Delphine Kaboré a soutenu sa thèse de doctorat en Sciences du langage à l’Université Joseph Ki-Zerbo. La cérémonie a eu lieu le samedi 16 avril 2026. Le jury lui a accordé la mention « Très honorable ».
Sa recherche porte sur les interactions verbales dans les vidéos de coachs sur Facebook. Elle a étudié trois coachs : Simon Ouédraogo du Burkina Faso, Hamond Chic Caviar de la Côte d’Ivoire et Lady Sonia du Congo-Brazzaville.
Son corpus comprend plus de 100 vidéos collectées. Soixante vidéos ont été retenues pour l’analyse finale.
L’objectif principal était d’examiner les discours des coachs et des internautes. La chercheuse voulait comprendre les types d’interactions et le degré d’adhésion des publics.
« L’objectif principal de cette recherche était d’examiner les discours produits aussi bien par les coaches que par les internautes, afin de comprendre les types d’interactions qui se développent autour de ces contenus numériques et le degré d’adhésion des publics aux idées véhiculées. »
Les résultats montrent plusieurs formes de vidéos et d’interactions. On trouve des monologues, des vidéos personnelles et des directs. Ces formats favorisent les échanges avec les abonnés.
L’analyse indique que ces contenus ont un impact sur les abonnés. Plusieurs adhèrent aux messages diffusés. Ils rapportent des transformations personnelles. Certains internautes expriment des critiques ou des réserves. D’autres observent sans prendre position.
Delphine Kaboré préconise une réflexion sur l’encadrement des échanges sur les réseaux sociaux. Elle propose une forme d’institutionnalisation des discours numériques des coachs. Elle envisage aussi d’approfondir ses recherches avec des approches comparatives, sémiotiques et ethnographiques.

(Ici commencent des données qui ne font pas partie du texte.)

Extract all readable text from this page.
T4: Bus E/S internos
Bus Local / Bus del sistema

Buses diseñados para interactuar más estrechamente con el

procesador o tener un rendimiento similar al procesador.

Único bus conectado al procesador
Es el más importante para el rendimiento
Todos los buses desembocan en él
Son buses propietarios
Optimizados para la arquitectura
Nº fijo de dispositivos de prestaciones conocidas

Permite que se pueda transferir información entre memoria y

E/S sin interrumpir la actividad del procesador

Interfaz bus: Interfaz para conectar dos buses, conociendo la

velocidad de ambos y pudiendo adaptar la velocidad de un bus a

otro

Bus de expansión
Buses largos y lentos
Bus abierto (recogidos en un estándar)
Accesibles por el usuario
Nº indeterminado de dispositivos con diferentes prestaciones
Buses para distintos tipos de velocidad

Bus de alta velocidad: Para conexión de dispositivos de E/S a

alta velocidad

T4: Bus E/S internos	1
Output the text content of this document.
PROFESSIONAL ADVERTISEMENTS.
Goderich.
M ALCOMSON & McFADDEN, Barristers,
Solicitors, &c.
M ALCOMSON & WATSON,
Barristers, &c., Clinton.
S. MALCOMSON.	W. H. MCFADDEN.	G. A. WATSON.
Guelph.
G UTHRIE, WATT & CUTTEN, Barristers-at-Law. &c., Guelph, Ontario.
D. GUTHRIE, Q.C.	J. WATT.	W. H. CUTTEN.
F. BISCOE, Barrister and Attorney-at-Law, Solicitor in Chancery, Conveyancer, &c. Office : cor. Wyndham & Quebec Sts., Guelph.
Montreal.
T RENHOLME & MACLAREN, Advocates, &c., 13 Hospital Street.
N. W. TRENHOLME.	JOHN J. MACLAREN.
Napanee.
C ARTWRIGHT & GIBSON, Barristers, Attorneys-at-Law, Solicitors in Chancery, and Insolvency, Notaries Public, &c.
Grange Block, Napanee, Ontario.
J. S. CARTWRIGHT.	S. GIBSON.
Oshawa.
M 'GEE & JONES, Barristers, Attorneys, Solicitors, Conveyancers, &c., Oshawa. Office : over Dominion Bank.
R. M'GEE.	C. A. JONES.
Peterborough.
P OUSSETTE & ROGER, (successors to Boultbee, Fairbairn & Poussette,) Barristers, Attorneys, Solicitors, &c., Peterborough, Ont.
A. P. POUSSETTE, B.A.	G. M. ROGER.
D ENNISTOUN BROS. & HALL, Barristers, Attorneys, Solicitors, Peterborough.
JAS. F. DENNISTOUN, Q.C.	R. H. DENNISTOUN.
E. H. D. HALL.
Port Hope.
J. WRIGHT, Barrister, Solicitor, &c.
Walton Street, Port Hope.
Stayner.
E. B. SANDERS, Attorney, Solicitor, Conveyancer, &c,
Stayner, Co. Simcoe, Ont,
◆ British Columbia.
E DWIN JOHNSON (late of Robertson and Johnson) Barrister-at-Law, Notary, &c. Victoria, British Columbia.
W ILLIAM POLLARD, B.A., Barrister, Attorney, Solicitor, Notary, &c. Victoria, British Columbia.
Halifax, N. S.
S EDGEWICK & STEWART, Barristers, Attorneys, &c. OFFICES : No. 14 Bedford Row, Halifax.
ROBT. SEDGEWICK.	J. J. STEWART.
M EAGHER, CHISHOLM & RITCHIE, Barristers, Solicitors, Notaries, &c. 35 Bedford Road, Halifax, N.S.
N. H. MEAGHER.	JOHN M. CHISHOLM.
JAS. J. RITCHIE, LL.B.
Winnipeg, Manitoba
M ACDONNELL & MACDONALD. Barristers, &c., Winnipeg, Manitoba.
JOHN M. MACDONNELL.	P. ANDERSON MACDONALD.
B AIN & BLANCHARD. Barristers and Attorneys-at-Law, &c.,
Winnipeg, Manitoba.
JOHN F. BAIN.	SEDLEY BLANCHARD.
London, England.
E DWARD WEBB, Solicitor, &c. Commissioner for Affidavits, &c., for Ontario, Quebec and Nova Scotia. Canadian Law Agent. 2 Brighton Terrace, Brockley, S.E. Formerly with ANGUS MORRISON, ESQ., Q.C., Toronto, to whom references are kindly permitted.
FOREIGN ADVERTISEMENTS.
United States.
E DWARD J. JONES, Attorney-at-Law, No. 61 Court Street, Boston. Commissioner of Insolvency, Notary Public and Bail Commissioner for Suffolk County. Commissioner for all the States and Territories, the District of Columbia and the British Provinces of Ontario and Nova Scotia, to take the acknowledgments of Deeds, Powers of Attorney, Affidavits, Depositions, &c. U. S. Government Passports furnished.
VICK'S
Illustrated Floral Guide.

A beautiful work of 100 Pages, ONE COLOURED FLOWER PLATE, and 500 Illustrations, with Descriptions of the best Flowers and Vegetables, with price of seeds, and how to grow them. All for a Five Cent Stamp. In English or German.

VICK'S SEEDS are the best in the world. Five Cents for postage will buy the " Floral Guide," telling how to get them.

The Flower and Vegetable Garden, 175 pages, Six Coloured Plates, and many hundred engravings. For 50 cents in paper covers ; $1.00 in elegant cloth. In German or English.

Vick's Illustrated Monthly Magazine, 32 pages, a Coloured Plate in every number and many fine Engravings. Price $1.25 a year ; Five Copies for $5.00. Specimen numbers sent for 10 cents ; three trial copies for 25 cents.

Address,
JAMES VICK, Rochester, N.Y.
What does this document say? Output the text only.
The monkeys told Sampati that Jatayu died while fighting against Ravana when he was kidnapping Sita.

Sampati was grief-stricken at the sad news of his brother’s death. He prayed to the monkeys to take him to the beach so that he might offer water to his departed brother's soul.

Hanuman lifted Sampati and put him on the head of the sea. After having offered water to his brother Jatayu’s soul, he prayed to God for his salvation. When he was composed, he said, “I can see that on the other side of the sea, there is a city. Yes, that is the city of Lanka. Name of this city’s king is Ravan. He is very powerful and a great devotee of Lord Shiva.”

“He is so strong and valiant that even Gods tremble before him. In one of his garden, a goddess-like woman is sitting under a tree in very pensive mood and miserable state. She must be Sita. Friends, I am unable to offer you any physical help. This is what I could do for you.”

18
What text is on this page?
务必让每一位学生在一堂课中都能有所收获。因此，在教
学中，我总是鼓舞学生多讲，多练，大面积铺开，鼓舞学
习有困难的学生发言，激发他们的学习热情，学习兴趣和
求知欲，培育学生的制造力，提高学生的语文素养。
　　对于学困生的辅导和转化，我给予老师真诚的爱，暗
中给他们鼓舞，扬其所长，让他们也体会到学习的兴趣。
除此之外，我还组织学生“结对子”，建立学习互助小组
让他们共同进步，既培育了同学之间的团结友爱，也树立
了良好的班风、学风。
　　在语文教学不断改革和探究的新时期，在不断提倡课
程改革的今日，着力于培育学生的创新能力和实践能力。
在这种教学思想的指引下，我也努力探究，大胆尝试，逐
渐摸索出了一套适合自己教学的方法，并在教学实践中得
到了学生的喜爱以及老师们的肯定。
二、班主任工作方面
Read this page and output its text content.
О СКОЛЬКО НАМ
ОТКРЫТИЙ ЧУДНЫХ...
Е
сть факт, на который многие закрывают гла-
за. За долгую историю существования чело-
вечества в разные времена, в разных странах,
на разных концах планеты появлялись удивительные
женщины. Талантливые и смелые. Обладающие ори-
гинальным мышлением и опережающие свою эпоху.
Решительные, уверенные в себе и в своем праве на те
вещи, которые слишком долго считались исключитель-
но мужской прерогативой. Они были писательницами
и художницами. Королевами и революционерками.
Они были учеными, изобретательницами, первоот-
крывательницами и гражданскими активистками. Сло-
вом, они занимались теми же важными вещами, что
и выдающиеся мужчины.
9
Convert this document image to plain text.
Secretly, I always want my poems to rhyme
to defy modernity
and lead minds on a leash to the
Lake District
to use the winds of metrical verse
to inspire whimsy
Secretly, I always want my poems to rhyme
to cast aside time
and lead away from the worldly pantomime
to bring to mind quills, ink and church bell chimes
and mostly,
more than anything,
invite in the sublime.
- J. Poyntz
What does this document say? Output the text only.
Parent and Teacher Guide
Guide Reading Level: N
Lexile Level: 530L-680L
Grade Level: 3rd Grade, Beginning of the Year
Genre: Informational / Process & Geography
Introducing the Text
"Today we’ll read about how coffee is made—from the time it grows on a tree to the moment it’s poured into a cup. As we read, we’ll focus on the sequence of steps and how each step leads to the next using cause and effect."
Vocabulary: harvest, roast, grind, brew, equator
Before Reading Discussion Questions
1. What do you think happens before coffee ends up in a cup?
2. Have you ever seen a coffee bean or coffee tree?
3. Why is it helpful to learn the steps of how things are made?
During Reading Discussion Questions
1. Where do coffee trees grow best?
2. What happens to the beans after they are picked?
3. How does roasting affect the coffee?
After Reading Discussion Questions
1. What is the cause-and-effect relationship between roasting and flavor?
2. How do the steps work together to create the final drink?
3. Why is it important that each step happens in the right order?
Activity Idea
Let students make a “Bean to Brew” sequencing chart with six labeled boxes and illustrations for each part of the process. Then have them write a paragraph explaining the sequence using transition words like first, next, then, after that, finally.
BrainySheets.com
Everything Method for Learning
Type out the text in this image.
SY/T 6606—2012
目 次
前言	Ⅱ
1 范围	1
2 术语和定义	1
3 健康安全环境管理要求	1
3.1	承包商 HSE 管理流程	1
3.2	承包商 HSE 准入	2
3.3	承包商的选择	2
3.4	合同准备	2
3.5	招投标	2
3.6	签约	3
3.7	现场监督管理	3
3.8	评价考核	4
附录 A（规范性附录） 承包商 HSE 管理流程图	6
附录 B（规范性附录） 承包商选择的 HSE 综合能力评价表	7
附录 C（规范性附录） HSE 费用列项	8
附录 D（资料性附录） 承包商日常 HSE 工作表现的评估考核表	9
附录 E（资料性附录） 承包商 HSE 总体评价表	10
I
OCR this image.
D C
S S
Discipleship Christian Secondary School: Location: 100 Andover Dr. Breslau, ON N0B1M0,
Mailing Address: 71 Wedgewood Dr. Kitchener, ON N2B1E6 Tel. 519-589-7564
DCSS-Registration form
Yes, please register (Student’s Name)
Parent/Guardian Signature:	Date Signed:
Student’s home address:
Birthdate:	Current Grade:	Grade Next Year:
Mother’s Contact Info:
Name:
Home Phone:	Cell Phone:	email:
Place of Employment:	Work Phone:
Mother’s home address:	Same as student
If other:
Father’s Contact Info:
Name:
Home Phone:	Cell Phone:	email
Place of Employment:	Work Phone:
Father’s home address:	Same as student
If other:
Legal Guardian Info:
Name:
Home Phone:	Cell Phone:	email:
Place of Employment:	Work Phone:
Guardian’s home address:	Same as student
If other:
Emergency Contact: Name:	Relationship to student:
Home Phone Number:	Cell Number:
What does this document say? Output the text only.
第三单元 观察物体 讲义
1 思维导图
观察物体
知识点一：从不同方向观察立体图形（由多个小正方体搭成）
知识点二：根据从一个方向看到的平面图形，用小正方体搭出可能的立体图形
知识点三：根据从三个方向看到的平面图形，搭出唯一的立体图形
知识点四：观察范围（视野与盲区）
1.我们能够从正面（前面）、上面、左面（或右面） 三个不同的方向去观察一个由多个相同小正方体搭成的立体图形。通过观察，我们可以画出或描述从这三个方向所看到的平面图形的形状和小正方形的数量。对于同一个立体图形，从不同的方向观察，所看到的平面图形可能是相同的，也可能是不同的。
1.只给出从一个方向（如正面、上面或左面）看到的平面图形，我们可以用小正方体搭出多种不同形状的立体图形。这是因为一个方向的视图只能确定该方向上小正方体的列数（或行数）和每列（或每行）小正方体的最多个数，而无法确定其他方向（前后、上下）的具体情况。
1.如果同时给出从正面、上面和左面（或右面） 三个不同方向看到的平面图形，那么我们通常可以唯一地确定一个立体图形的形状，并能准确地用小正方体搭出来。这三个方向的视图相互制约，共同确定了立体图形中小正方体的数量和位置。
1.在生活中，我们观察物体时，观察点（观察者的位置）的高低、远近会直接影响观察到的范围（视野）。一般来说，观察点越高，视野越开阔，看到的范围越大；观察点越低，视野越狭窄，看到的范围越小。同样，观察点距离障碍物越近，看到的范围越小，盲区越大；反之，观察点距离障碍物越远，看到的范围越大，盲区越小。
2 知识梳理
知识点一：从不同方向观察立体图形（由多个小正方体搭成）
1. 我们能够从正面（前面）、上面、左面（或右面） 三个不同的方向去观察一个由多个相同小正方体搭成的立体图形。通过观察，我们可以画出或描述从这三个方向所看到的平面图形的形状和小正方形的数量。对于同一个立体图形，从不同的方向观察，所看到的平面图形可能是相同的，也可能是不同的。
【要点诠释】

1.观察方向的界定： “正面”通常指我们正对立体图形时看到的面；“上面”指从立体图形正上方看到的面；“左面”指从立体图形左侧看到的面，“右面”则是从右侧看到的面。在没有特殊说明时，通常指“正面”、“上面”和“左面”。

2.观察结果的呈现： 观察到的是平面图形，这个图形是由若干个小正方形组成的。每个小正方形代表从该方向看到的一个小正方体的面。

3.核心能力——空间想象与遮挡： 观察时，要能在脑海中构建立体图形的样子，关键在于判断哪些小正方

La co-directrice de thèse, Pre Aimée-Danielle Lezou/Koffi, juge le thème actuel et pertinent. Elle estime que la recherche comble un vide laissé par certaines catégories socioprofessionnelles.
« Les coachs connaissent aujourd’hui un tel succès parce que certaines catégories socioprofessionnelles ont peut-être laissé un vide. Je pense notamment aux psychologues. Il était donc important d’analyser les mécanismes et les stratégies discursives déployés par ces coachs pour atteindre un tel impact. »
Selon Pre Lezou/Koffi, ces travaux peuvent aider à élaborer des politiques publiques sur la communication digitale. Ils peuvent aussi servir dans la prise en charge des violences basées sur le genre.
La collaboration entre les deux directeurs de thèse a été possible grâce à une relation antérieure. Le Pr Bernard Kaboré a invité Pre Lezou/Koffi à suivre l’étudiante. La communication s’est faite via WhatsApp et des documents PDF.
Les conditions de réalisation de la thèse sont celles de beaucoup d’étudiants en Afrique subsaharienne. Les moyens sont limités et l’accès à la documentation est restreint. Le numérique a permis de contourner certaines difficultés.